El ejemplo más vívido que guardo de un gesto intuitivo fue cuando mi padre, que no creía en la intuición, tomó la serie de decisiones que propiciaron nuestra pequeña fortuna familiar. Mi padre tomó la parte que mi abuelo le había dado de un premio de lotería, vendió un terreno que había heredado e invirtió en un par de negocios que funcionaron bien durante unos años, revendiéndolos después al alza. Su obsesión era devolver todas las deudas que había contraído. Afirmaba con rotundidad que se le habían quitado las ganas de sentir nostalgia. No le gustaba improvisar y prefería pasar desapercibido. Se resistía a admitir que el mundo había cambiado. Cuando tuvo una cuenta corriente lo bastante solvente, se puso a trabajar en un quiosco de prensa. Por el mismo impulso de hacer lo que le apetecía, se sacó el carnet de conducir, aprendió claqué, se matriculó en clases nocturnas para terminar el bachillerato y entró en la junta directiva del equipo de fútbol local. Le propusieron formarse en Empresariales y trabajar en una caja de ahorros. Él se negó. No sabía cómo ni por qué las cosas le habían funcionado así, pero decía que era mejor no tentar a la suerte. Le replicaron que él parecía saber fabricar su propia suerte. Su respuesta fue que no creía en la suerte. Con un diálogo parecido se desentendió de las ofertas para entrar en política. Tampoco creía en la política. Si le preguntaban en qué creía, decía que no lo sabía con seguridad, pero que en las frases de los azucarillos definitivamente no.

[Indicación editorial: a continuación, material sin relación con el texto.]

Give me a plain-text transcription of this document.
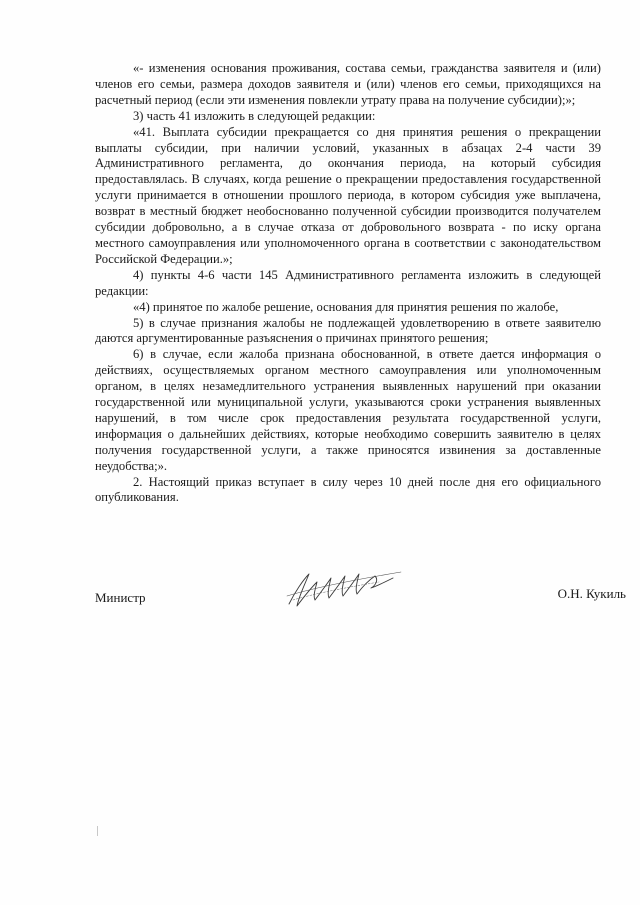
«- изменения основания проживания, состава семьи, гражданства заявителя и (или) членов его семьи, размера доходов заявителя и (или) членов его семьи, приходящихся на расчетный период (если эти изменения повлекли утрату права на получение субсидии);»;

3) часть 41 изложить в следующей редакции:

«41. Выплата субсидии прекращается со дня принятия решения о прекращении выплаты субсидии, при наличии условий, указанных в абзацах 2-4 части 39 Административного регламента, до окончания периода, на который субсидия предоставлялась. В случаях, когда решение о прекращении предоставления государственной услуги принимается в отношении прошлого периода, в котором субсидия уже выплачена, возврат в местный бюджет необоснованно полученной субсидии производится получателем субсидии добровольно, а в случае отказа от добровольного возврата - по иску органа местного самоуправления или уполномоченного органа в соответствии с законодательством Российской Федерации.»;

4) пункты 4-6 части 145 Административного регламента изложить в следующей редакции:

«4) принятое по жалобе решение, основания для принятия решения по жалобе,

5) в случае признания жалобы не подлежащей удовлетворению в ответе заявителю даются аргументированные разъяснения о причинах принятого решения;

6) в случае, если жалоба признана обоснованной, в ответе дается информация о действиях, осуществляемых органом местного самоуправления или уполномоченным органом, в целях незамедлительного устранения выявленных нарушений при оказании государственной или муниципальной услуги, указываются сроки устранения выявленных нарушений, в том числе срок предоставления результата государственной услуги, информация о дальнейших действиях, которые необходимо совершить заявителю в целях получения государственной услуги, а также приносятся извинения за доставленные неудобства;».

2. Настоящий приказ вступает в силу через 10 дней после дня его официального опубликования.

Министр	О.Н. Кукиль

Al morir dejó una herencia que me permitió (soy hijo único) dejar mi puesto en el Registro de la Propiedad Intelectual y empezar de cero. He tenido la posibilidad de recrear y vivir sueños de vidas ajenas. He acumulado gran cantidad de conocimientos absurdos. He viajado demasiado a mi interior, y sigo sin saber lo que quiero hacer con mi vida, ni siquiera sé si tengo algo que pueda llamarse vida. He descubierto lo sencillo que resulta culpar a las circunstancias. Me costó aprender que cambian las circunstancias, pero que mi cuerpo sigue hundiéndose bajo su peso como arrugas en una sábana. Mi herencia, sin embargo, tiene fecha de expiración. Aún podré estar unos cinco años, según el lugar que elija para vivir, sin tener que preocuparme por las finanzas. Y me queda la opción de vender la casa de mi padre, a la que aún no he vuelto porque permanece llena de fantasmas.

El oxígeno consumido durante la primera mitad de mi existencia va oxidando mis órganos. Aunque todavía tardaré algún tiempo en sentir la rigidez de los músculos, mi rostro, con sus profundos surcos, manifiesta ya que algún día no lejano me desintegraré sin haberme acercado siquiera a lo que imaginé que sería mi vida. La respiración es fundamental. No está demostrado que el proceso de inspiración haya de ser necesariamente por la nariz para que la limpieza que el organismo hace del oxígeno sea óptima. También podemos tomar breves aspiraciones por la boca para que los pulmones no tengan que realizar esfuerzos inútiles. Hay que ser cariñoso con los propios órganos, antes incluso que con los de los demás.